De Vincenti was not the only one taken aback at the seeming lack of urgency about the coronavirus in Spain, where cases began climbing three weeks ago, and where concepts like social distancing didn’t enter the discussion until this week. That recommendation still doesn’t appear in the Health Ministry’s advisories.

The World Health Organization now considers Spain an epicenter of coronavirus transmission, along with Italy, which has recorded more than 41,000 cases, more than any other country except China. Spain is on track to surpass Iran as the country with the third-most cases within days.

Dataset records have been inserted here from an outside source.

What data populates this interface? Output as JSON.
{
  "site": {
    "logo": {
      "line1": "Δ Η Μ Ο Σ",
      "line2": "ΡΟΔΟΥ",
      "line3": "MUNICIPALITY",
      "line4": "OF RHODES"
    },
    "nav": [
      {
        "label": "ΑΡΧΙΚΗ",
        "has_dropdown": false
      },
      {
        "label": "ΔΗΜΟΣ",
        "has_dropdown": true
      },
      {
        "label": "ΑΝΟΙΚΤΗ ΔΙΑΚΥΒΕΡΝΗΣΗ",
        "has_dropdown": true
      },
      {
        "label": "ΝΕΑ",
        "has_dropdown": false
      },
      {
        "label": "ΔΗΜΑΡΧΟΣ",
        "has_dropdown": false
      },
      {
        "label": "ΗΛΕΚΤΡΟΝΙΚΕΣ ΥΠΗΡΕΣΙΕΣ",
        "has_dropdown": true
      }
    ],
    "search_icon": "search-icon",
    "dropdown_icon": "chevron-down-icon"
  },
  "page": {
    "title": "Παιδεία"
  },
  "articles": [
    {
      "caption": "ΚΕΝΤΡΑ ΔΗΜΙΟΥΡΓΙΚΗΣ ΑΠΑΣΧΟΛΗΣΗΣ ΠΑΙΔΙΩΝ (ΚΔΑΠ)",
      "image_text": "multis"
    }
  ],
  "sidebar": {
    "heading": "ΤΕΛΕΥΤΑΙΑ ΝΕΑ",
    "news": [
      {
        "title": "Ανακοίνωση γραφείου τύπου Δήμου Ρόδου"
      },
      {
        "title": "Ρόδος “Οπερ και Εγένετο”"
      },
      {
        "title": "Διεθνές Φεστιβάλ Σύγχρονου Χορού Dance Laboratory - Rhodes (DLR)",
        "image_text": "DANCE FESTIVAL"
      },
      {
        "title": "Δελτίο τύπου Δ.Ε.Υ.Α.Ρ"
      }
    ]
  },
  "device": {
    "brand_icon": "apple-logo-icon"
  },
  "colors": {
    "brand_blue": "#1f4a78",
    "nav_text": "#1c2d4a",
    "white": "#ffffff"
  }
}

And the very qualities that make both Spain and Italy so beloved by tourists — the laid-back attitudes, the warm cheek-kissing greetings, the world-famous cathedrals, museums and historical sites, stadiums filled for soccer matches, the terraces where hundreds gather for aperitivos, sangria and meals — may be exactly the things that helped spur the spread of the coronavirus in this part of the world. “The main transmission is through droplets,” says Dr. Sylvie Briand, a top official in epidemiology at the World Health Organization in Geneva. “When you’re talking to people, we recommend keeping a distance of at least [3 feet]. So when you’re kissing or getting closer to people, the risk of transmission is high.” If Spain hasn’t specifically cautioned against kissing as a greeting, she says, “it should be done — it’s very important.” Reducing the size of gatherings is critical too, she says. “When a country is seeing cases here and there, distributed among its population, we don’t recommend large gatherings” where healthy people and people who might be infected mingle in proximity. “It’s just statistics,” she says.